Kissenger The Kiss Messenger Robot Spreads Your Love
Do you long to express your love at a distance? You (and the object of your affection) need Kissenger, the robotic surrogate kisser to transmit your passion. This video proves it works.
Kissenger, as the name suggests, is all about transmitting a kiss over a distance. The basic concept is that you have two robots, both outfitted with an artificial pair of lips. The lips are highly touch-sensitive, but can also be manipulated by motors inside the robot. Then, when you want to kiss someone remotely, you both whip out your Kissenger robot… and kiss it. Your lip movements are transmitted to the other robot, and vice versa. The idea is that you could be half way around the world, but as long as you have your Kissenger with you, you can kiss your friends and family back home.
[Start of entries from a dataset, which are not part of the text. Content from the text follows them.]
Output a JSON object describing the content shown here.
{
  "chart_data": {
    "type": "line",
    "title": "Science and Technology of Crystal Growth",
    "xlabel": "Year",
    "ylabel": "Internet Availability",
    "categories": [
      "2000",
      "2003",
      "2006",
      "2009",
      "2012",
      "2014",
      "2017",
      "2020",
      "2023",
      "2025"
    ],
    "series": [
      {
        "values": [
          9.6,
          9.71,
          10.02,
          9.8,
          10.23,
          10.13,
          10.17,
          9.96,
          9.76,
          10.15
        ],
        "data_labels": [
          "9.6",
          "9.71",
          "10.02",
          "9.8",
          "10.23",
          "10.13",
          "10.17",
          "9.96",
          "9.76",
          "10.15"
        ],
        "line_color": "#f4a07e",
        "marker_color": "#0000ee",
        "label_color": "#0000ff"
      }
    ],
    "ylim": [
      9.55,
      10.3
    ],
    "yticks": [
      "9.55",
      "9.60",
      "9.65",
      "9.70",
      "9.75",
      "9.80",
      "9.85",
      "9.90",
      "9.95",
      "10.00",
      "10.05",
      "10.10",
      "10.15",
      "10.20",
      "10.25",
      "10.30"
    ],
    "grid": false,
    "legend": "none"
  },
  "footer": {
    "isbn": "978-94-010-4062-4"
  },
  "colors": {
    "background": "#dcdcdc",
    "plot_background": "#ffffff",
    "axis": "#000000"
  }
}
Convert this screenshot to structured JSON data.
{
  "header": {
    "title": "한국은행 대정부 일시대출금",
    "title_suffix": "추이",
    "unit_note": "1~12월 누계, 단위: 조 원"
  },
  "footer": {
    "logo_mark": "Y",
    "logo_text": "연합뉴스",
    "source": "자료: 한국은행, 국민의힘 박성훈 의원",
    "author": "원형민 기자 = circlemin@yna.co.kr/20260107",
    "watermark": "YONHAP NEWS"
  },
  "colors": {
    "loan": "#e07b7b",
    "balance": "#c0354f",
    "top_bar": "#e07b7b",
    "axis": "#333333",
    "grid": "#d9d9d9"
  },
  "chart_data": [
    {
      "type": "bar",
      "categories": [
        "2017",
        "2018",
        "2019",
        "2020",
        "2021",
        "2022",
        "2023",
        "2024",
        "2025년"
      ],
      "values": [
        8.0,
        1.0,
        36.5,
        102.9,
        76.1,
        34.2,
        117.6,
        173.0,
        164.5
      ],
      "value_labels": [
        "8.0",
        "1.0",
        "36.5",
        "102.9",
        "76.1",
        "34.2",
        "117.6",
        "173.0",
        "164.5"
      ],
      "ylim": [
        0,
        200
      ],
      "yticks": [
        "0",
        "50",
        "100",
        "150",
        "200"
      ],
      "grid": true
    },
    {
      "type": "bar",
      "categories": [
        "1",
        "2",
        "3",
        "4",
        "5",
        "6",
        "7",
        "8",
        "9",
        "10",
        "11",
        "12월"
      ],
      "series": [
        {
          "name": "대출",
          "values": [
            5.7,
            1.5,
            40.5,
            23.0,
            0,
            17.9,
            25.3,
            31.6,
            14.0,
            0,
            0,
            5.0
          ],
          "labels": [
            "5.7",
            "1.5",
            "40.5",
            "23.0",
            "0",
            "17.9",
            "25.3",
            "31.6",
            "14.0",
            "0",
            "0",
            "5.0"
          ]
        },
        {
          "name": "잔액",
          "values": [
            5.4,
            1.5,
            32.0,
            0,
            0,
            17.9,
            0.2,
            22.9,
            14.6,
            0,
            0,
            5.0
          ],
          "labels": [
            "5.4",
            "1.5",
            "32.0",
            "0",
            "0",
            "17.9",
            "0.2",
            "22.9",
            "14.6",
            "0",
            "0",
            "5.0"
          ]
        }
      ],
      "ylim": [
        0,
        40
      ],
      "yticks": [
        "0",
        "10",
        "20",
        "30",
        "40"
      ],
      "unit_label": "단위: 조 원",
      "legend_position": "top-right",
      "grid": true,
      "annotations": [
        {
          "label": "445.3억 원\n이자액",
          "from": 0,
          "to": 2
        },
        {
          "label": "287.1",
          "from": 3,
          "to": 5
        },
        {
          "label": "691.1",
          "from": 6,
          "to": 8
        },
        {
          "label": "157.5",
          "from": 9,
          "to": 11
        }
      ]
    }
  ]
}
It's difficult to take this nascent technology seriously. To understand where Lovotics is going with this, you'll need to acquaint yourself with sf writer Frederik Pohl.
Pohl wrote about virtual kisses via tactile net in his amazing 1965 novel The Age of the Pussyfoot; you simply use your joymaker:
"Man Forrester, the personal callers are as follows:
...Adne Bensen: female, Universalist, Arcadian-Trimmer, twenty-three declared, five feet seven inches, experiencer-homeswoman, no business stated. Her kiss follows."
Forrester did not know what to expect but was pleasantly ready for anything.
What he got was indeed a kiss...
Startled, he touched his mouth. "How the devil did you do that?" he shouted.